Start Kafka Cluster¶
./start-confluent.sh
$ docker compose ps
NAME COMMAND SERVICE STATUS PORTS
broker "/etc/confluent/dock…" broker running 0.0.0.0:9092->9092/tcp, 0.0.0.0:9101->9101/tcp
connect "/etc/confluent/dock…" connect running 0.0.0.0:8083->8083/tcp, 9092/tcp
control-center "/etc/confluent/dock…" control-center running 0.0.0.0:9021->9021/tcp
rest-proxy "/etc/confluent/dock…" rest-proxy running 0.0.0.0:8082->8082/tcp
schema-registry "/etc/confluent/dock…" schema-registry running 0.0.0.0:8081->8081/tcp
zookeeper "/etc/confluent/dock…" zookeeper running 2888/tcp, 0.0.0.0:2181->2181/tcp, 3888/tcp
Start Spark Shell¶
Run spark-shell
with spark-sql-kafka-0-10 external module.
Define Source¶
val events = spark
.readStream
.format("kafka")
.option("subscribe", "demo.kafka-data-source")

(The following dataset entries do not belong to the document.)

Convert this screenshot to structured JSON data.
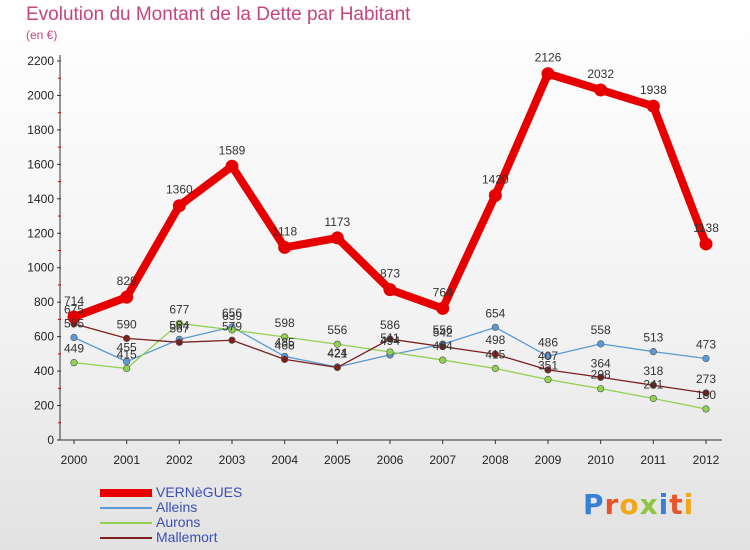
{
  "title": "Evolution du Montant de la Dette par Habitant",
  "unit_label": "(en €)",
  "logo": {
    "text": "Proxiti",
    "letters": [
      {
        "ch": "P",
        "color": "#3a7fd6"
      },
      {
        "ch": "r",
        "color": "#e8552a"
      },
      {
        "ch": "o",
        "color": "#f2a71b"
      },
      {
        "ch": "x",
        "color": "#8dc63f"
      },
      {
        "ch": "i",
        "color": "#3a7fd6"
      },
      {
        "ch": "t",
        "color": "#e8552a"
      },
      {
        "ch": "i",
        "color": "#f2a71b"
      }
    ]
  },
  "chart_data": {
    "type": "line",
    "x": [
      "2000",
      "2001",
      "2002",
      "2003",
      "2004",
      "2005",
      "2006",
      "2007",
      "2008",
      "2009",
      "2010",
      "2011",
      "2012"
    ],
    "ylim": [
      0,
      2200
    ],
    "yticks": [
      0,
      200,
      400,
      600,
      800,
      1000,
      1200,
      1400,
      1600,
      1800,
      2000,
      2200
    ],
    "grid": false,
    "legend_position": "bottom-left",
    "series": [
      {
        "name": "VERNèGUES",
        "color": "#e60000",
        "values": [
          714,
          829,
          1360,
          1589,
          1118,
          1173,
          873,
          764,
          1420,
          2126,
          2032,
          1938,
          1138
        ]
      },
      {
        "name": "Alleins",
        "color": "#5b9bd5",
        "values": [
          595,
          455,
          584,
          656,
          485,
          424,
          494,
          556,
          654,
          486,
          558,
          513,
          473
        ]
      },
      {
        "name": "Aurons",
        "color": "#92d050",
        "values": [
          449,
          415,
          677,
          639,
          598,
          556,
          511,
          464,
          415,
          351,
          298,
          241,
          180
        ]
      },
      {
        "name": "Mallemort",
        "color": "#7b1f1f",
        "values": [
          675,
          590,
          567,
          579,
          468,
          421,
          586,
          542,
          498,
          407,
          364,
          318,
          273
        ]
      }
    ]
  }
}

.option("kafka.bootstrap.servers", ":9092")
.load
scala> events.printSchema
root
|-- key: binary (nullable = true)
|-- value: binary (nullable = true)
|-- topic: string (nullable = true)
|-- partition: integer (nullable = true)
|-- offset: long (nullable = true)
|-- timestamp: timestamp (nullable = true)

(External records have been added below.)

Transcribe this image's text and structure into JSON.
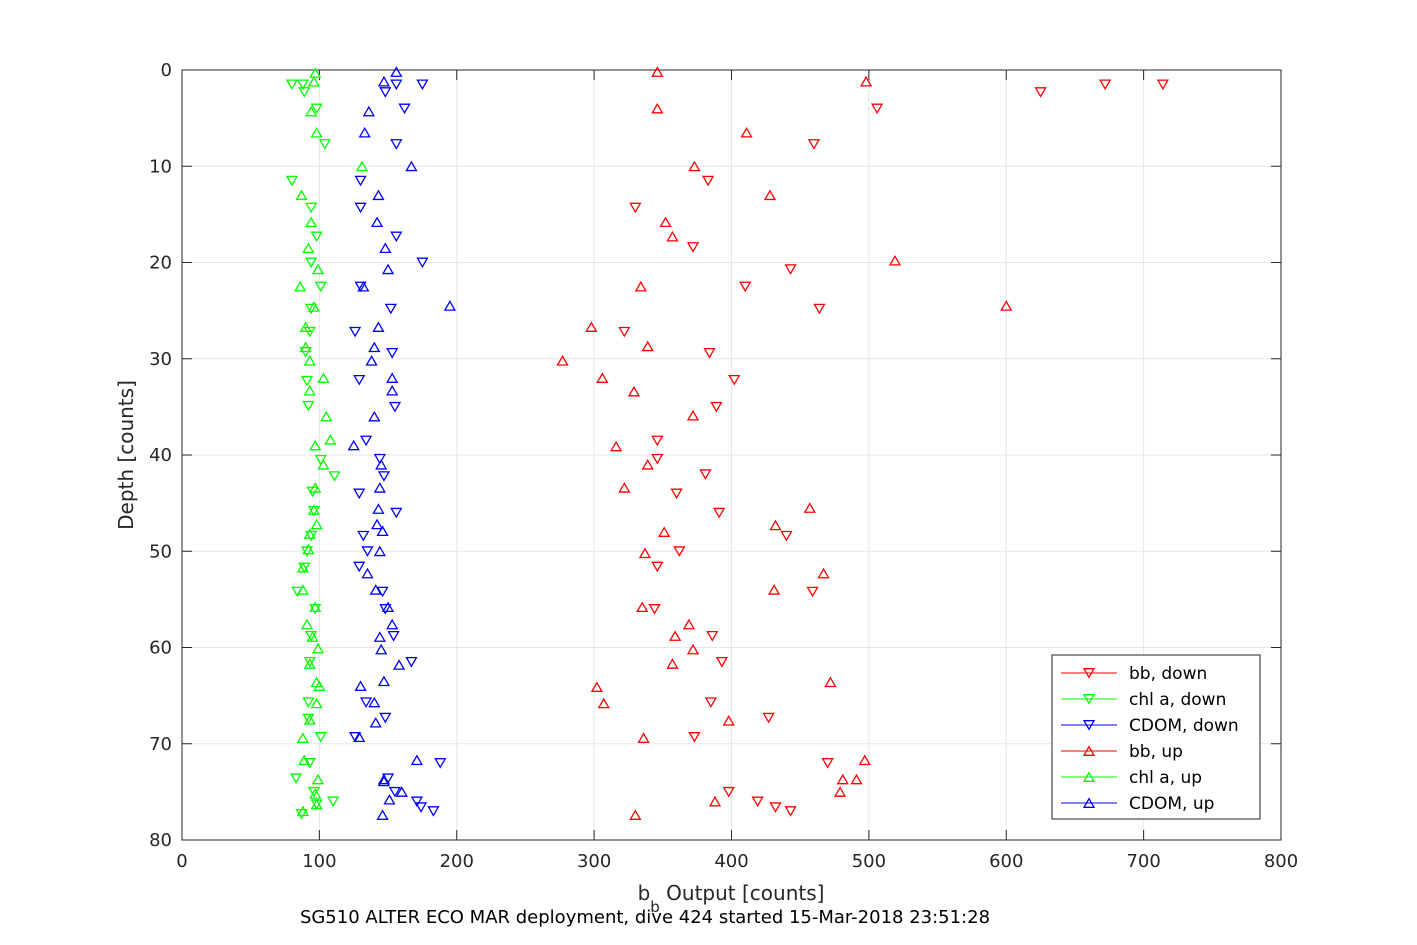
{
  "chart_data": {
    "type": "scatter",
    "xlabel_main": "b",
    "xlabel_sub": "b",
    "xlabel_rest": " Output [counts]",
    "ylabel": "Depth [counts]",
    "caption": "SG510 ALTER ECO MAR deployment, dive 424 started 15-Mar-2018 23:51:28",
    "xlim": [
      0,
      800
    ],
    "ylim": [
      0,
      80
    ],
    "y_reversed": true,
    "grid": true,
    "legend_position": "bottom-right",
    "x_ticks": [
      0,
      100,
      200,
      300,
      400,
      500,
      600,
      700,
      800
    ],
    "y_ticks": [
      0,
      10,
      20,
      30,
      40,
      50,
      60,
      70,
      80
    ],
    "series": [
      {
        "name": "bb, down",
        "color": "#ff0000",
        "marker": "triangle-down",
        "points": [
          [
            714,
            1.5
          ],
          [
            672,
            1.5
          ],
          [
            625,
            2.3
          ],
          [
            506,
            4
          ],
          [
            460,
            7.7
          ],
          [
            383,
            11.5
          ],
          [
            330,
            14.3
          ],
          [
            372,
            18.4
          ],
          [
            443,
            20.7
          ],
          [
            410,
            22.5
          ],
          [
            464,
            24.8
          ],
          [
            322,
            27.2
          ],
          [
            384,
            29.4
          ],
          [
            402,
            32.2
          ],
          [
            389,
            35
          ],
          [
            346,
            38.5
          ],
          [
            346,
            40.4
          ],
          [
            381,
            42
          ],
          [
            360,
            44
          ],
          [
            391,
            46
          ],
          [
            440,
            48.4
          ],
          [
            362,
            50
          ],
          [
            346,
            51.6
          ],
          [
            459,
            54.2
          ],
          [
            344,
            56
          ],
          [
            386,
            58.8
          ],
          [
            393,
            61.5
          ],
          [
            385,
            65.7
          ],
          [
            427,
            67.3
          ],
          [
            373,
            69.3
          ],
          [
            470,
            72
          ],
          [
            398,
            75
          ],
          [
            419,
            76
          ],
          [
            432,
            76.6
          ],
          [
            443,
            77
          ]
        ]
      },
      {
        "name": "chl a, down",
        "color": "#00ff00",
        "marker": "triangle-down",
        "points": [
          [
            80,
            1.5
          ],
          [
            88,
            1.5
          ],
          [
            89,
            2.3
          ],
          [
            98,
            4
          ],
          [
            104,
            7.7
          ],
          [
            80,
            11.5
          ],
          [
            94,
            14.3
          ],
          [
            98,
            17.3
          ],
          [
            94,
            20
          ],
          [
            101,
            22.5
          ],
          [
            94,
            24.8
          ],
          [
            93,
            27.2
          ],
          [
            90,
            29.3
          ],
          [
            91,
            32.3
          ],
          [
            92,
            34.9
          ],
          [
            101,
            40.5
          ],
          [
            111,
            42.2
          ],
          [
            95,
            43.8
          ],
          [
            96,
            45.8
          ],
          [
            94,
            48.4
          ],
          [
            91,
            50
          ],
          [
            89,
            51.7
          ],
          [
            84,
            54.2
          ],
          [
            97,
            56
          ],
          [
            94,
            58.8
          ],
          [
            93,
            61.5
          ],
          [
            92,
            65.7
          ],
          [
            92,
            67.4
          ],
          [
            101,
            69.3
          ],
          [
            93,
            72
          ],
          [
            83,
            73.6
          ],
          [
            96,
            75
          ],
          [
            110,
            76
          ],
          [
            98,
            76.3
          ],
          [
            87,
            77.3
          ]
        ]
      },
      {
        "name": "CDOM, down",
        "color": "#0000ff",
        "marker": "triangle-down",
        "points": [
          [
            175,
            1.5
          ],
          [
            156,
            1.5
          ],
          [
            148,
            2.3
          ],
          [
            162,
            4
          ],
          [
            156,
            7.7
          ],
          [
            130,
            11.5
          ],
          [
            130,
            14.3
          ],
          [
            156,
            17.3
          ],
          [
            175,
            20
          ],
          [
            130,
            22.5
          ],
          [
            152,
            24.8
          ],
          [
            126,
            27.2
          ],
          [
            153,
            29.4
          ],
          [
            129,
            32.2
          ],
          [
            155,
            35
          ],
          [
            134,
            38.5
          ],
          [
            144,
            40.4
          ],
          [
            147,
            42.2
          ],
          [
            129,
            44
          ],
          [
            156,
            46
          ],
          [
            132,
            48.4
          ],
          [
            135,
            50
          ],
          [
            129,
            51.6
          ],
          [
            146,
            54.2
          ],
          [
            148,
            56
          ],
          [
            154,
            58.8
          ],
          [
            167,
            61.5
          ],
          [
            134,
            65.7
          ],
          [
            148,
            67.3
          ],
          [
            126,
            69.3
          ],
          [
            188,
            72
          ],
          [
            150,
            73.6
          ],
          [
            155,
            75
          ],
          [
            171,
            76
          ],
          [
            174,
            76.6
          ],
          [
            183,
            77
          ]
        ]
      },
      {
        "name": "bb, up",
        "color": "#ff0000",
        "marker": "triangle-up",
        "points": [
          [
            346,
            0.2
          ],
          [
            498,
            1.2
          ],
          [
            346,
            4
          ],
          [
            411,
            6.5
          ],
          [
            373,
            10
          ],
          [
            428,
            13
          ],
          [
            352,
            15.8
          ],
          [
            357,
            17.3
          ],
          [
            519,
            19.8
          ],
          [
            334,
            22.5
          ],
          [
            600,
            24.5
          ],
          [
            298,
            26.7
          ],
          [
            339,
            28.7
          ],
          [
            277,
            30.2
          ],
          [
            306,
            32
          ],
          [
            329,
            33.4
          ],
          [
            372,
            35.9
          ],
          [
            316,
            39.1
          ],
          [
            339,
            41
          ],
          [
            322,
            43.4
          ],
          [
            457,
            45.5
          ],
          [
            432,
            47.3
          ],
          [
            351,
            48
          ],
          [
            337,
            50.2
          ],
          [
            467,
            52.3
          ],
          [
            431,
            54
          ],
          [
            335,
            55.8
          ],
          [
            369,
            57.6
          ],
          [
            359,
            58.8
          ],
          [
            372,
            60.2
          ],
          [
            357,
            61.7
          ],
          [
            472,
            63.6
          ],
          [
            302,
            64.1
          ],
          [
            307,
            65.8
          ],
          [
            398,
            67.6
          ],
          [
            336,
            69.4
          ],
          [
            497,
            71.7
          ],
          [
            481,
            73.7
          ],
          [
            491,
            73.7
          ],
          [
            479,
            75
          ],
          [
            388,
            76
          ],
          [
            330,
            77.4
          ]
        ]
      },
      {
        "name": "chl a, up",
        "color": "#00ff00",
        "marker": "triangle-up",
        "points": [
          [
            97,
            0.3
          ],
          [
            96,
            1.2
          ],
          [
            94,
            4.3
          ],
          [
            98,
            6.5
          ],
          [
            131,
            10
          ],
          [
            87,
            13
          ],
          [
            94,
            15.8
          ],
          [
            92,
            18.5
          ],
          [
            99,
            20.7
          ],
          [
            86,
            22.5
          ],
          [
            96,
            24.6
          ],
          [
            90,
            26.7
          ],
          [
            90,
            28.8
          ],
          [
            93,
            30.2
          ],
          [
            103,
            32
          ],
          [
            93,
            33.3
          ],
          [
            105,
            36
          ],
          [
            108,
            38.4
          ],
          [
            97,
            39
          ],
          [
            103,
            41
          ],
          [
            97,
            43.4
          ],
          [
            96,
            45.7
          ],
          [
            98,
            47.2
          ],
          [
            93,
            48.2
          ],
          [
            92,
            49.8
          ],
          [
            88,
            51.7
          ],
          [
            88,
            54
          ],
          [
            97,
            55.8
          ],
          [
            91,
            57.6
          ],
          [
            95,
            58.9
          ],
          [
            99,
            60.1
          ],
          [
            93,
            61.7
          ],
          [
            98,
            63.6
          ],
          [
            100,
            64
          ],
          [
            98,
            65.8
          ],
          [
            93,
            67.5
          ],
          [
            88,
            69.4
          ],
          [
            89,
            71.7
          ],
          [
            99,
            73.7
          ],
          [
            97,
            75.2
          ],
          [
            98,
            76.3
          ],
          [
            88,
            77
          ]
        ]
      },
      {
        "name": "CDOM, up",
        "color": "#0000ff",
        "marker": "triangle-up",
        "points": [
          [
            156,
            0.2
          ],
          [
            147,
            1.2
          ],
          [
            136,
            4.3
          ],
          [
            133,
            6.5
          ],
          [
            167,
            10
          ],
          [
            143,
            13
          ],
          [
            142,
            15.8
          ],
          [
            148,
            18.5
          ],
          [
            150,
            20.7
          ],
          [
            132,
            22.5
          ],
          [
            195,
            24.5
          ],
          [
            143,
            26.7
          ],
          [
            140,
            28.8
          ],
          [
            138,
            30.2
          ],
          [
            153,
            32
          ],
          [
            153,
            33.3
          ],
          [
            140,
            36
          ],
          [
            125,
            39
          ],
          [
            145,
            41
          ],
          [
            144,
            43.4
          ],
          [
            143,
            45.6
          ],
          [
            142,
            47.2
          ],
          [
            146,
            47.9
          ],
          [
            144,
            50
          ],
          [
            135,
            52.3
          ],
          [
            141,
            54
          ],
          [
            150,
            55.8
          ],
          [
            153,
            57.6
          ],
          [
            144,
            58.9
          ],
          [
            145,
            60.2
          ],
          [
            158,
            61.8
          ],
          [
            147,
            63.5
          ],
          [
            130,
            64
          ],
          [
            140,
            65.7
          ],
          [
            141,
            67.8
          ],
          [
            129,
            69.3
          ],
          [
            171,
            71.7
          ],
          [
            147,
            73.7
          ],
          [
            160,
            75
          ],
          [
            151,
            75.8
          ],
          [
            147,
            73.9
          ],
          [
            146,
            77.4
          ]
        ]
      }
    ]
  }
}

|-- timestampType: integer (nullable = true)
val kvs = events.
select(
$"key" cast "string",
$"value" cast "string")
scala> kvs.printSchema
root
|-- key: string (nullable = true)
|-- value: string (nullable = true)
scala> kvs.explain
== Physical Plan ==
*(1) Project [cast(key#277 as string) AS key#295, cast(value#278 as string) AS value#296]
+- StreamingRelation kafka, [key#277, value#278, topic#279, partition#280, offset#281L, timestamp#282, timestampType#283]
Start Streaming Query¶
import java.time.Clock
val timeOffset = Clock.systemUTC.instant.getEpochSecond
val queryName = s"Demo: Kafka Data Source ($timeOffset)"
val checkpointLocation = s"/tmp/demo-checkpoint-$timeOffset"
import scala.concurrent.duration._
import org.apache.spark.sql.streaming.Trigger
val sq = kvs
.writeStream
.format("console")
.option("checkpointLocation", checkpointLocation)
.option("truncate", false)
.queryName(queryName)
.trigger(Trigger.ProcessingTime(1.seconds))
.start
The batch 0 is immediately printed out to the console.
-------------------------------------------
Batch: 0
-------------------------------------------
+---+-----+
|key|value|
+---+-----+
+---+-----+
Send Event¶
echo "k1:v1" | kcat -P -b :9092 -K : -t demo.kafka-data-source
spark-shell
should print out the event as Batch 1.
-------------------------------------------
Batch: 1
-------------------------------------------
+---+-----+
|key|value|
+---+-----+
|k1 |v1 |
+---+-----+
Cleanup¶
sq.stop()
Exit spark-shell
and stop the Kafka cluster (Confluent Platform).